— Там, где я, нет запахов.
Марина стояла в ванной комнате, смотрела в зеркало.
Оказывается, не одна она с реальностью не дружит. «Ты жила в своих картинках, потому меня выносила», — сказал Корто. Именно «картинки» помогали ей выжить — дома, и когда Вадим пропал, и после истории с соседом — потом ведь два месяца из квартиры не выходила.
Воспоминание: сосед и его отпрыск-уродец, мелкий, прыщавый, вталкивают ее в свою нору на первом этаже. В коридоре — коробка, в ней полдюжины щенков — пищат, карабкаются друг на друга. Эти двое волокут ее через комнату, валят на кровать с пожелтевшим бельем, начинают срывать одежду. Молчат, сопят. Кроссовки стянули — она извивается, катается по вонючей простыне и задевает рукой стоящую у изголовья пивную бутылку.
Бутылка раскололась у соседа на голове, и он соскользнул на пол, развалился.

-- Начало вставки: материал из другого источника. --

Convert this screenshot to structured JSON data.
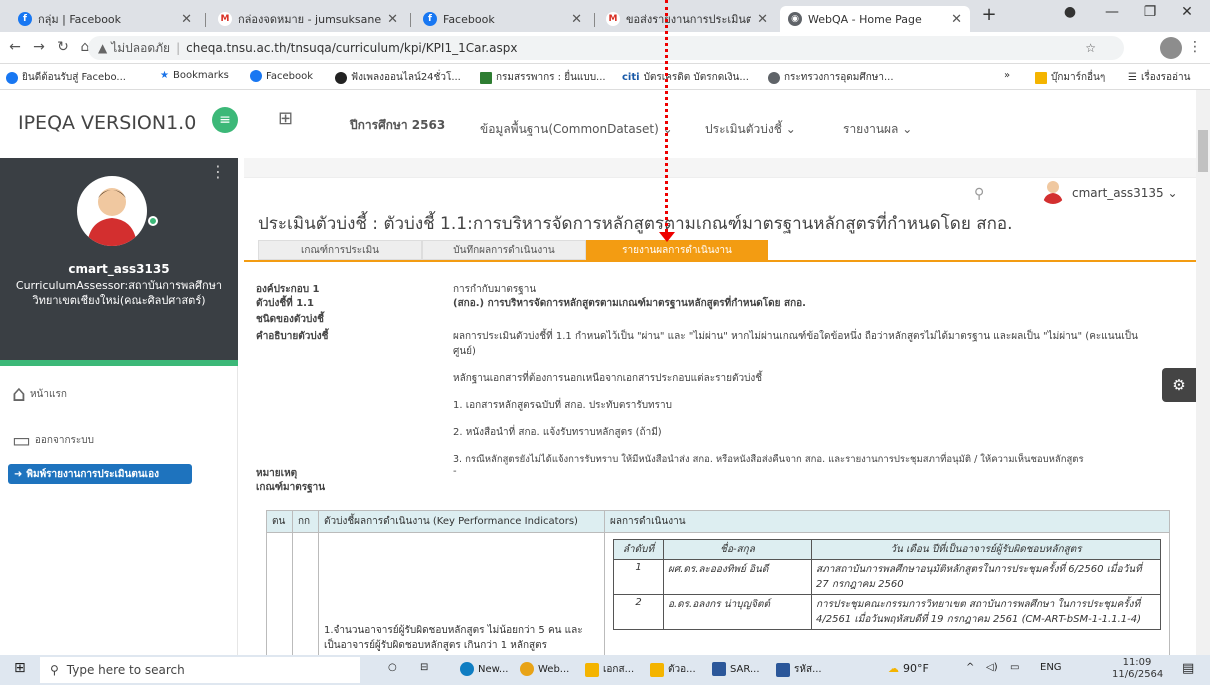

Сын-уродец разжал пальцы. Марина вскочила, держа бутылочное горлышко с острыми краями. Мелькнуло молнией: «Если он его выхватит, мне конец». Бросилась в коридор, связка ключей торчала в замке. Сердце в горле колотилось: откроется ли? За спиной — движение. Выбежала на лестничную клетку, ломанулась босиком по ступенькам. Следом — топот. Даже если домчать до квартиры, дверь открыть не успеть: уродец на один лестничный пролет отстает. Сердце бесилось в горле, выстукивало: «Что делать, что делать…» Но тут гудевший лифт распахнул створки и явил толстуху, жившую этажом ниже Марины. «До-обрый день!» Уродец встал как вкопанный, этот ее «до-обрый день» прозвучал из другого, человеческого измерения. «Здрасьте», — выдавила Марина. Уродец перевел на нее взгляд. Секунду они смотрели друг на друга, и страшна показалась не злоба в его глазах, а пустота.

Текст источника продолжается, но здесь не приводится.